Oh, and the dog is obviously feeling much better. He’s maybe a little put out by the fact that my sister’s dog is suddenly here — will apparently be here for Christmas, of all things — but he’s otherwise back to his old self.

A rainy day

Yesterday was a bit of a wash, really. I watched the disappointing James Bond movie For Your Eyes Only and just hung around the house, still kind of recovering from Friday afternoon. Today, though, my weekly writing group started back up again, at least for a little while, and I cobbled together this:

When the hurricane came through, the dead wizard came back to life and the ghost hunter was finally released from prison.

You probably have already heard this story, or at least a part of it. The governors of Eld were quick to classify what they could, to quarrantine the northern hills where the storm did its worst, but the basic facts escaped their net. There are few across the great expanse of worlds who have not heard about the wizard, Dead Man Jack, or about the woman, Maribel, the would-be hunter who was forced to kill her father twice.

And yet it’s a story that deserves to be re-told, I think, and this time told beyond the basic facts. I can’t pretend to any special knowledge; I wasn’t on the hills that day, and I wouldn’t even make planetfall on Eld for another week, by which point Maribel and Jack both would be long gone. I was not called here to investigate their crimes, nor to root out the cause of the still as yet unexplained storm. I was just another constable, young and naive and fresh from basic on Eld’s sister moon, Brahms — and yet, as a constable, I did have access to reports I might never have seen otherwise. Reports the governors have long kept secret. I know Jack’s real name, for instance, or at least the one that supposedly brought him back to life, and I think, after all these years, I know where he and his daughter disappeared to. The answers have been there all along on the page. It’s just that so few of us have been encouraged to look at those pages.

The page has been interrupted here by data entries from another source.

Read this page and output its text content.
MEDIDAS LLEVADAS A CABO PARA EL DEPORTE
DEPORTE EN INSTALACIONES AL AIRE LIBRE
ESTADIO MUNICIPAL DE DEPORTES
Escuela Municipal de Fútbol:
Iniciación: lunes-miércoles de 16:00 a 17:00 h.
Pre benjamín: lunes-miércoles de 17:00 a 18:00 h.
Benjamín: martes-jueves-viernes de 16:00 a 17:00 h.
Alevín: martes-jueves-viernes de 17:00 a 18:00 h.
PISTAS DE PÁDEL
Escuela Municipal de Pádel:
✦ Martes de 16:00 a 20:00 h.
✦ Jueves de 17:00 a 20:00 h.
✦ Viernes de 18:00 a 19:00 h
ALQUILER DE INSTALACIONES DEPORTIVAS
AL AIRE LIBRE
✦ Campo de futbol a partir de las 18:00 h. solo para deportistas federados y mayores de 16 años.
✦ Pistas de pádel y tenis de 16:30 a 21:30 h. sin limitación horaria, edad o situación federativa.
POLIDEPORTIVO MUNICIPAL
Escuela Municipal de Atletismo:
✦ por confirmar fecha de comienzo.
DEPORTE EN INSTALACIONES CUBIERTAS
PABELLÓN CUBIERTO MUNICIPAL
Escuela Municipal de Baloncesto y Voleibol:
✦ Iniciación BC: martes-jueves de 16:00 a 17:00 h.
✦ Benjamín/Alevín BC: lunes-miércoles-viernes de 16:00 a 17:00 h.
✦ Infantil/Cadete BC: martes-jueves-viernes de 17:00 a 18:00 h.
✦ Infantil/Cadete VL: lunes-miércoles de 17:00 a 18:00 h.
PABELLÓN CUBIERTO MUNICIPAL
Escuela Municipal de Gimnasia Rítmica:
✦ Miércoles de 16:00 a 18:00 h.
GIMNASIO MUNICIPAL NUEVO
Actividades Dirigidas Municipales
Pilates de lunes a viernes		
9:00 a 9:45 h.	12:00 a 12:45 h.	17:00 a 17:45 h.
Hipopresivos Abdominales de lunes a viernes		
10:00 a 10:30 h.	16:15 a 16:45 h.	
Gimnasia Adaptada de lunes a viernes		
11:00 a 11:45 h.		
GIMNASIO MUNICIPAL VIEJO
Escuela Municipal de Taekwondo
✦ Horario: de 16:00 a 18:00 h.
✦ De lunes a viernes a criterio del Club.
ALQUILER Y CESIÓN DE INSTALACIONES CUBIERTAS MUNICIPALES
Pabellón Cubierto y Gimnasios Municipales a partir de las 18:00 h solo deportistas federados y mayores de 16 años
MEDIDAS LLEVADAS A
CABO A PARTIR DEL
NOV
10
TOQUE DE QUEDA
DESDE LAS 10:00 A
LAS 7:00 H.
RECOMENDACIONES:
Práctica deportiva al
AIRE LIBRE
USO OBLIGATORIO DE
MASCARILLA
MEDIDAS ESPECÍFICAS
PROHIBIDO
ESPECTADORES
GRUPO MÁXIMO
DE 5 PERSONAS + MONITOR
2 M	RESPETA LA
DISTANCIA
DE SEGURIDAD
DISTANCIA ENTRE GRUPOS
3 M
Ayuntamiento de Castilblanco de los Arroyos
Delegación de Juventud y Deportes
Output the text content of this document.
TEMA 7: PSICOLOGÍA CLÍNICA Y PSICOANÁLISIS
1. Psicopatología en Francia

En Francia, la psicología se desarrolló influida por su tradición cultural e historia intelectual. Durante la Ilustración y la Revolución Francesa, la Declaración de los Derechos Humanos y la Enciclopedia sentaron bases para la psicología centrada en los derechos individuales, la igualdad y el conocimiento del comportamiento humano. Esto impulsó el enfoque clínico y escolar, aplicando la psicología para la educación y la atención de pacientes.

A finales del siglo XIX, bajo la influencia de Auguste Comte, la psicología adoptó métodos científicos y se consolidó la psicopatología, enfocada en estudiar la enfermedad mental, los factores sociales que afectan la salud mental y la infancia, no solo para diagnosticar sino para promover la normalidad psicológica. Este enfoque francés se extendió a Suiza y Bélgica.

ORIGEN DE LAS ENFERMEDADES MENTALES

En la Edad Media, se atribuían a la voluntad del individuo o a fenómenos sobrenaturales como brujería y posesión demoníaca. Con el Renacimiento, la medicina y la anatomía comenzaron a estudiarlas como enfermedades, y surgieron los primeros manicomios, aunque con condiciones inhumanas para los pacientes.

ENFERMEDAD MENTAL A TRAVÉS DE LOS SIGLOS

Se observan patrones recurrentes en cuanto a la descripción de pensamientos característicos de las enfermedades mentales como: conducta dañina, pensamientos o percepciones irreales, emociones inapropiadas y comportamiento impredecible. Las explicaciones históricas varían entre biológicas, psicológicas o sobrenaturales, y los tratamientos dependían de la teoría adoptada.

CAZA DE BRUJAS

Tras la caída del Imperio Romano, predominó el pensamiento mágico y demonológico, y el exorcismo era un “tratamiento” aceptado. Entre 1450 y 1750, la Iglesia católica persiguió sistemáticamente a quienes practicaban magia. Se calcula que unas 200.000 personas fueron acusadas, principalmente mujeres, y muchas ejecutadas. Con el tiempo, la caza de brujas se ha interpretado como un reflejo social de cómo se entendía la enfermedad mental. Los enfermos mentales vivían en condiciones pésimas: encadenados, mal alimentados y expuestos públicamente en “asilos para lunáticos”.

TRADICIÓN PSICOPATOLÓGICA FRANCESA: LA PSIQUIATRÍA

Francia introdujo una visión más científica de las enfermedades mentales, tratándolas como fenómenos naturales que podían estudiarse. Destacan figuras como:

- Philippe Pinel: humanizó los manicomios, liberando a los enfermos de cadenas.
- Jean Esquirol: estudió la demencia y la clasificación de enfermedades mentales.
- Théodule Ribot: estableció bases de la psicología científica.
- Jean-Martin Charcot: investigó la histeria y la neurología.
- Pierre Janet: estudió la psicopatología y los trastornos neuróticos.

Dead Man Jack. He was called that long before the first time he died, long before he had even registered himself as a wizard. The official term, of course, is “technomage,” but I’ll be damned if that doesn’t sound even sillier than “wizard,” which is what everyone on Eld knew Jack to be. He wasn’t much of one, from all accounts, either not given to show or incapable of it. If it wasn’t for his daughter, and the strange circumstances of her birth, it’s almost certain no one would have remembered Jack before the year of the hurricane.

Then I came home and watched The Stuff, which was interesting but also pretty disappointing.

And that, plus the crossword puzzle and some dreary rain, was my Sunday.